Jakarta, Purna Warta – Presiden Prabowo Subianto menjelaskan mengapa Polri dan TNI saat ini ikut menjadi petani dan mengisi beberapa ruang sipil. Ia mengatakan, lahan yang digarap oleh polisi dan tentara adalah lahan yang sulit di beberapa daerah tertentu.
“Sekarang begini, banyak yang protes ada apa tentara polisi ikut pertanian. Sekarang silakan siapa yang mau di daerah-daerah susah itu?” kata Prabowo dalam video yang diunggah di kanal YouTube Prabowo Subianto, Kamis (17/9/2026).
Menurut dia, masyarakat akan memahami manfaat pertahanan yang kokoh dan kuat dari pelibatan TNI-Polri di beberapa ruang sipil. Selain itu, Prabowo juga menjelaskan, Indonesia adalah negara yang luas dengan sistem pertahanan dan keamanan rakyat semesta (Sishankamrata).
Sistem ini menuntut kehadiran unsur-unsur pertahanan yang cukup kuat, sehingga rencana dibentuk batalyon pembangunan untuk setiap kabupaten/kota menjadi relevan.

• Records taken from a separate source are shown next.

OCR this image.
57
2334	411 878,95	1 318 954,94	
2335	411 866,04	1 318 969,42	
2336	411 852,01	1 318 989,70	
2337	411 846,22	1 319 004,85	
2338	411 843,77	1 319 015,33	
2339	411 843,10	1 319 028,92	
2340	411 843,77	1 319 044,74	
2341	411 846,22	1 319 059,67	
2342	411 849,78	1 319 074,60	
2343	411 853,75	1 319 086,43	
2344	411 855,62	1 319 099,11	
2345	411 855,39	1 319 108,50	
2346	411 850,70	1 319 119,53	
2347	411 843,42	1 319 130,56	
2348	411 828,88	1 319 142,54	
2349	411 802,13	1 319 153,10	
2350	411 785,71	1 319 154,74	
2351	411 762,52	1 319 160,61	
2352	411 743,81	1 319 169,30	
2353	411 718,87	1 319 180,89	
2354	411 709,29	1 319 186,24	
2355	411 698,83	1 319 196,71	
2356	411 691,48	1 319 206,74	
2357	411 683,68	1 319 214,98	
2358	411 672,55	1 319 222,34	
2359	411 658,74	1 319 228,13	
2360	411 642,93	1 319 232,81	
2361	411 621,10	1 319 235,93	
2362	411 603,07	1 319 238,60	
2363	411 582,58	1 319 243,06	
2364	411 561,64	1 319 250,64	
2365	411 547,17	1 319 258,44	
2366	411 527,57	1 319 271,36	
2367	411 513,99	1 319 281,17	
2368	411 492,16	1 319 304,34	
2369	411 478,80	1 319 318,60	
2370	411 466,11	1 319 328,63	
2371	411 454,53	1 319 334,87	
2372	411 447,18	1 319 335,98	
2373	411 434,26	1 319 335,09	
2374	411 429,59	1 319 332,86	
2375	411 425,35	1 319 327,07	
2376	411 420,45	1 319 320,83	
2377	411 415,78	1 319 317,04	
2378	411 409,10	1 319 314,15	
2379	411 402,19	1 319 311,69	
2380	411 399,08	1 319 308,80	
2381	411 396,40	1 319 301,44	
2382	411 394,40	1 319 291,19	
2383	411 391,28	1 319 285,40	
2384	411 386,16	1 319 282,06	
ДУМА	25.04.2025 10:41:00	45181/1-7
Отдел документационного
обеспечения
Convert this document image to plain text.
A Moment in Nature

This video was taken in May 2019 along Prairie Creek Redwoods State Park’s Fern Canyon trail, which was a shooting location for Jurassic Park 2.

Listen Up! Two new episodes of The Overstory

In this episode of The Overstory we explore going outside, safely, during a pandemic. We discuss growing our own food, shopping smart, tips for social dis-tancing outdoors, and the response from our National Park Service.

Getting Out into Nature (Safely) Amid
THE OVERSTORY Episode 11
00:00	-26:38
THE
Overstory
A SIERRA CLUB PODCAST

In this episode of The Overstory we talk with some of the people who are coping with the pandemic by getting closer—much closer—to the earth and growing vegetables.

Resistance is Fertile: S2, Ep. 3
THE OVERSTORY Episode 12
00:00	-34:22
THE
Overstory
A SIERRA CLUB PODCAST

Rencana pembentukan batalyon ini memungkinkan unsur pertahanan hadir di tengah-tengah masyarakat memperkuat kedaulatan negara dalam pengelolaan sumber daya alam.
“Intinya adalah negara kita ini negara besar, kita punya 514 kabupaten (dan kota) … tadinya sebelum kita tambah Batalyon, Batalyon organik ya, TNI Batalyon manuver lah katakan totalnya itu hanya 140. Jadi bagaimana dari 514 kabupaten tentara hanya 140 Batalyon? Kalaupun kita deploy 1 Batalyon 1 Kabupaten berarti ada 360 (kabupaten) yang kosong, yang nggak ada tentaranya,” ucap Prabowo.
Padahal, kata dia, kekayaan Indonesia jauh lebih besar, namun karena tak ada penjagaan yang kuat, kemudian muncul pembalakan liar, tambang ilegal, dan kebun sawit yang tumbuh di hutan lindung.
Masalah ini dinilai muncul karena absennya aparat di beberapa wilayah di Indonesia, khususnya untuk wilayah yang tidak terjangkau.
Ia juga menyinggung, rasio tentara dengan penduduk sipil yang ideal untuk mengamankan kedaulatan negara seharusnya satu persen dari jumlah penduduk.
Namun Indonesia masih jauh dari hal tersebut, sehingga menurut Prabowo, narasi pelibatan tentara dan polisi sebagai penyempitan ruang sipil dinilai tak bisa ditelan mentah-mentah.
“Sekarang orang sudah lihat sekarang masalahnya adalah menguasai dan memperebutkan sumber daya alam. Jadi kalau menurut saya tidak akan mempersempit istilahnya menjepit civil society,” tuturnya.